Die Ehefrau des Angeklagten betreibt seit 1950 ein Privataltersheim, dem ein Privatmittagstisch angeschlossen ist. Sie versieht den gesamten kaufmännischen Teil und leitet auch die Küche. "Der Angeklagte verrichtet in dem Betriebe seiner Ehefrau Arbeiten eines Hausdieners"

(UA S.17). "Er hält z.B. den Garten in Ordnung und beteiligt sich bei der Reinigung der Zimmer, indem er den Staubsauger und andere elektrische Geräte bedient. Dabei erteilt er auch den weiblichen Hausangestellten Weisungen und beaufsichtigt ihre Tätigkeit. Von den Angestellten, von denen durchschnittlich drei beschäftigt werden, wird der Angeklagte 'Chef'! genannt. Wenn die im Hause wohnenden Angestellten abends vom Ausgang zurückkehren, müssen sie sich bei dem Angeklagten, der im Eßzimmer schläft, zurückmelden" (UA S.2). Christa Hg (eine Vollwaise) wurde, nachdem sie bereits in anderen Stellungen als Hausmädchen tätig gewesen war, im Alter von 16Y4 Jahren "von ihrer Stiefschwester in das Privataltershein BÜEEEEEEED vermittelt. Die Verhandlungen führte die Ehefrau des Angeklagten, wie üblich.
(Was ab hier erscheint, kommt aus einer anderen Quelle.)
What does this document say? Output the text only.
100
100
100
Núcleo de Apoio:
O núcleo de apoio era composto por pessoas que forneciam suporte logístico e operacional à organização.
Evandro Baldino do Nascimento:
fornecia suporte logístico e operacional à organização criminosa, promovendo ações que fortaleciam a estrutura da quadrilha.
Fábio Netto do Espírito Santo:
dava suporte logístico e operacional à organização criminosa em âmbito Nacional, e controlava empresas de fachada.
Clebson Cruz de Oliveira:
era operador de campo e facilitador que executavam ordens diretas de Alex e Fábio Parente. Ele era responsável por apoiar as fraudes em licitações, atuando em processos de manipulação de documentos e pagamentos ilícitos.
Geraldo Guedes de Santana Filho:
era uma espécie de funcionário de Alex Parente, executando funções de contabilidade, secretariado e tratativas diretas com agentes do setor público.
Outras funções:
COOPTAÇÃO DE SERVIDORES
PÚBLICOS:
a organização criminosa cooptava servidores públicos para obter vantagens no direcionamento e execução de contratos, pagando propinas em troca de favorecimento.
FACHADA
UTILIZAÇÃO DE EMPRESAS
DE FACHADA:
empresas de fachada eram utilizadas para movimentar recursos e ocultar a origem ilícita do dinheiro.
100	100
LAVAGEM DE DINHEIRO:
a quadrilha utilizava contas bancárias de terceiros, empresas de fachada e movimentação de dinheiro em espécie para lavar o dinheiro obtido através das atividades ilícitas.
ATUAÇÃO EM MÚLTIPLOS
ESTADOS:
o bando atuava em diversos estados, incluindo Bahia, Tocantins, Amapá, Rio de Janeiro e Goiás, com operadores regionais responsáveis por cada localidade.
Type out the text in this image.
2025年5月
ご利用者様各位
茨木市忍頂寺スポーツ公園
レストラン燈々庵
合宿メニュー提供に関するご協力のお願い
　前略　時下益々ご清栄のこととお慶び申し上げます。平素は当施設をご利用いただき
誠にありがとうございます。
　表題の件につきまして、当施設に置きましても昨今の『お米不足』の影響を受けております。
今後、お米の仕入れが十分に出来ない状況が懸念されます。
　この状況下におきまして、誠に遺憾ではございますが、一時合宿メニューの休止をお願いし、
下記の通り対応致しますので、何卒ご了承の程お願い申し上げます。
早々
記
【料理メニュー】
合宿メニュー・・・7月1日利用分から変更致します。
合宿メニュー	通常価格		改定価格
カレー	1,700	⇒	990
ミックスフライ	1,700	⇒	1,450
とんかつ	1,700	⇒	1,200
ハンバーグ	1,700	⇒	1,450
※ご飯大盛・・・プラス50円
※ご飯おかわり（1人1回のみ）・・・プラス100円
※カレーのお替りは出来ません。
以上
Der Vormund war mit diesen Arbeitsverhältnis nachträglich einverstanden". Christa hatte zusammen mit einem anderen Hausmädchen ein Zimmer in der Pension inne und nahm, wie die übrigen Hausmädchen, alle Mahlzeiten im Hause ein. Auch beteiligte sie sich - wie üblich -— an dem abendlichen Beisammensein im Eßzimmer.

Der Angeklagte näherte sich Christa unsittlich, griff ihr zunächst unter den Rock, dann an die Oberschenkel, schließlich unter den Schlüpfer und rieb an ihrem Geschlechtsteil. Als das Mädchen gelegentlich ein Zimmer reinigte, kam der Angeklagte hinzu, schloß die Tür hinter sich und übte den Geschlechtsverkehr mit Christa aus. Einen Monat später versuchte er dies erneut, ließ jedoch von ihr ab, weil er glaubte, es käme jemand hinzu.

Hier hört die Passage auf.